In a previous study, we sequenced the transcriptome of the Dufour’s gland tissue and identified thousands of differentially expressed genes between queens, gynes, and queenless (fertile) and queenright (sterile) workers [14]. The gene expression we previously described largely matched the production of queen- and worker-specific esters, and the terpenes and terpene-esters only found in gynes and queens (e.g. higher expression of desaturases in groups producing more unsaturated compounds). While we highlighted many candidate genes from the fatty acid (e.g., fatty acyl reductases that are involved in producing esters) and isoprenoid biosynthetic pathways (e.g., hydroxymethylglutaryl-CoA reductase, responsible for producing terpenes) that likely contribute to the unique chemical phenotypes, there were two areas where the data did not match the Dufour’s gland chemistry. First, we found no differentially-expressed genes between queenright and queenless workers, even though queenright workers are sterile and produce a significantly higher percentage of wax esters than queenless workers, and second, workers overexpressed several genes in the isoprenoid biosynthetic pathway, even though workers produce none of the diterpenes and terpene esters present in the queen caste. These patterns could be explained by compound synthesis being regulated in workers at the protein level.

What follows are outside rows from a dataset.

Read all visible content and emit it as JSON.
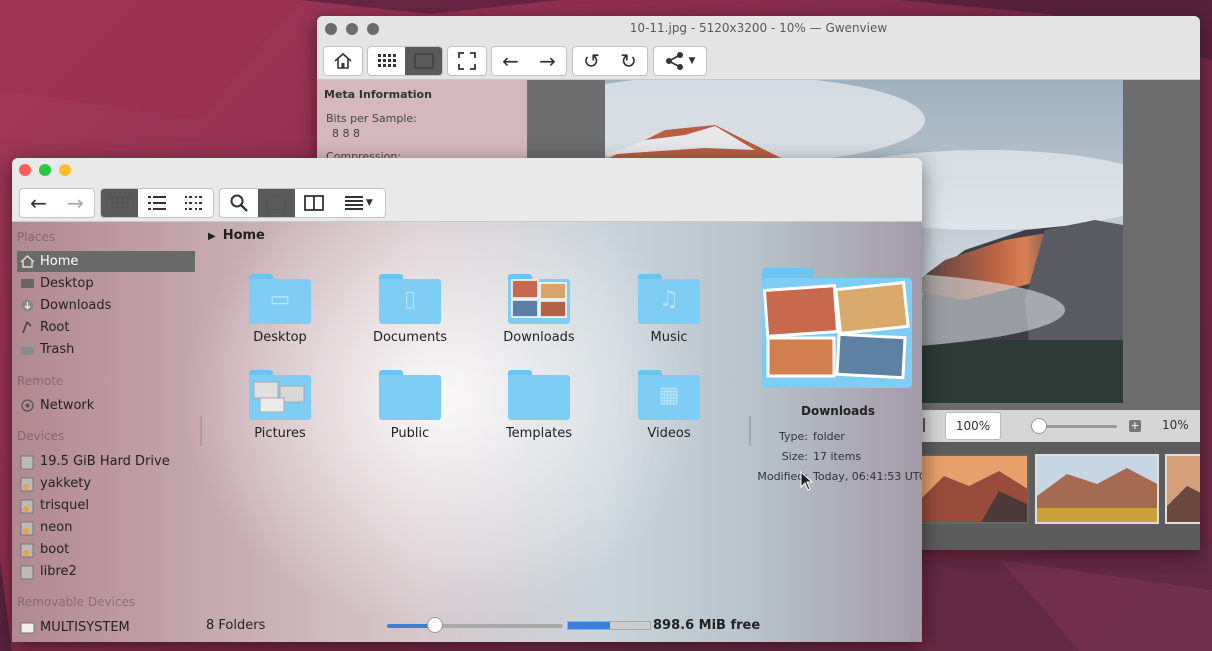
{
  "gwenview": {
    "title": "10-11.jpg - 5120x3200 - 10% — Gwenview",
    "meta": {
      "heading": "Meta Information",
      "bits_label": "Bits per Sample:",
      "bits_value": "8 8 8",
      "compression_label": "Compression:"
    },
    "zoom_fit_value": "100%",
    "zoom_level": "10%",
    "zoom_slider_fraction": 0.05
  },
  "dolphin": {
    "places": {
      "sections": {
        "places": "Places",
        "remote": "Remote",
        "devices": "Devices",
        "removable": "Removable Devices"
      },
      "items": [
        {
          "label": "Home"
        },
        {
          "label": "Desktop"
        },
        {
          "label": "Downloads"
        },
        {
          "label": "Root"
        },
        {
          "label": "Trash"
        }
      ],
      "remote_items": [
        {
          "label": "Network"
        }
      ],
      "device_items": [
        {
          "label": "19.5 GiB Hard Drive"
        },
        {
          "label": "yakkety"
        },
        {
          "label": "trisquel"
        },
        {
          "label": "neon"
        },
        {
          "label": "boot"
        },
        {
          "label": "libre2"
        }
      ],
      "removable_items": [
        {
          "label": "MULTISYSTEM"
        }
      ]
    },
    "breadcrumb": "Home",
    "folders": [
      {
        "label": "Desktop"
      },
      {
        "label": "Documents"
      },
      {
        "label": "Downloads"
      },
      {
        "label": "Music"
      },
      {
        "label": "Pictures"
      },
      {
        "label": "Public"
      },
      {
        "label": "Templates"
      },
      {
        "label": "Videos"
      }
    ],
    "info_panel": {
      "name": "Downloads",
      "type_label": "Type:",
      "type_value": "folder",
      "size_label": "Size:",
      "size_value": "17 items",
      "modified_label": "Modified:",
      "modified_value": "Today, 06:41:53 UTC"
    },
    "status": {
      "count": "8 Folders",
      "free_space": "898.6 MiB free",
      "zoom_slider_fraction": 0.27,
      "disk_free_fraction": 0.51
    }
  },
  "colors": {
    "close": "#ff5f57",
    "minimize": "#ffbd2e",
    "maximize": "#28c940",
    "folder_blue": "#7dcdf5",
    "accent": "#3d7fd6"
  }
}
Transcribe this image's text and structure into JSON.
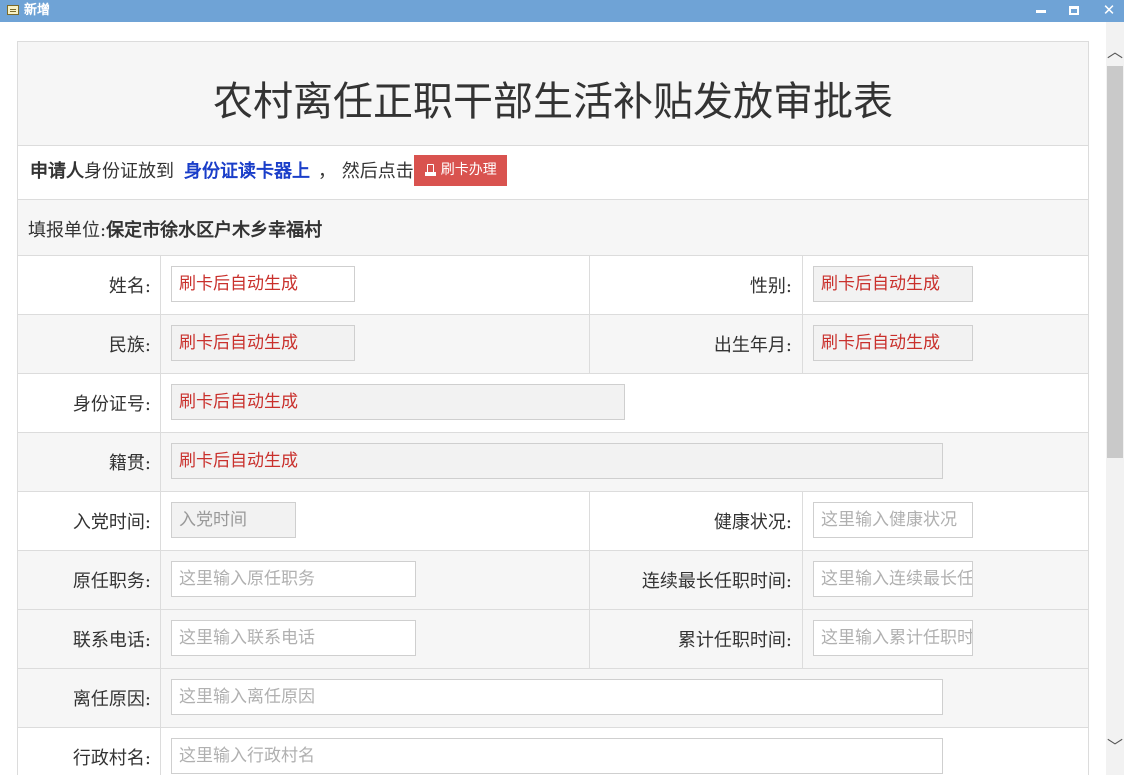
{
  "window": {
    "title": "新增"
  },
  "form": {
    "title": "农村离任正职干部生活补贴发放审批表",
    "notice": {
      "applicant": "申请人",
      "text1": "身份证放到",
      "reader": "身份证读卡器上",
      "text2": "，  然后点击",
      "button": "刷卡办理"
    },
    "unit": {
      "label": "填报单位:",
      "value": "保定市徐水区户木乡幸福村"
    },
    "fields": {
      "name": {
        "label": "姓名:",
        "value": "刷卡后自动生成"
      },
      "gender": {
        "label": "性别:",
        "value": "刷卡后自动生成"
      },
      "ethnicity": {
        "label": "民族:",
        "value": "刷卡后自动生成"
      },
      "birth": {
        "label": "出生年月:",
        "value": "刷卡后自动生成"
      },
      "id_number": {
        "label": "身份证号:",
        "value": "刷卡后自动生成"
      },
      "native_place": {
        "label": "籍贯:",
        "value": "刷卡后自动生成"
      },
      "party_date": {
        "label": "入党时间:",
        "value": "入党时间"
      },
      "health": {
        "label": "健康状况:",
        "placeholder": "这里输入健康状况"
      },
      "former_post": {
        "label": "原任职务:",
        "placeholder": "这里输入原任职务"
      },
      "longest_term": {
        "label": "连续最长任职时间:",
        "placeholder": "这里输入连续最长任职时间"
      },
      "phone": {
        "label": "联系电话:",
        "placeholder": "这里输入联系电话"
      },
      "total_term": {
        "label": "累计任职时间:",
        "placeholder": "这里输入累计任职时间"
      },
      "leave_reason": {
        "label": "离任原因:",
        "placeholder": "这里输入离任原因"
      },
      "village": {
        "label": "行政村名:",
        "placeholder": "这里输入行政村名"
      }
    }
  }
}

While transcriptomic and proteomic measurements of gene expression are often highly correlated, discrepancies arise because the rates of transcription and translation and the half-lives of mRNA and protein can differ between cell types and/or condition [26], often due to numerous post-translational modifications that can affect protein abundance, function, and localization [27,28,29]. In addition, several lines of evidence point towards protein-level buffering of transcriptional variation. For instance, the co-variation in mRNA expression observed in neighboring genes does not follow through to their proteins [30], and mRNA, but not protein abundances have been found to scale with alterations to DNA copy number [31,32,33]. These factors, combined with proteomics measuring a functional level more directly related to phenotype, make it an excellent complement to transcriptomic data.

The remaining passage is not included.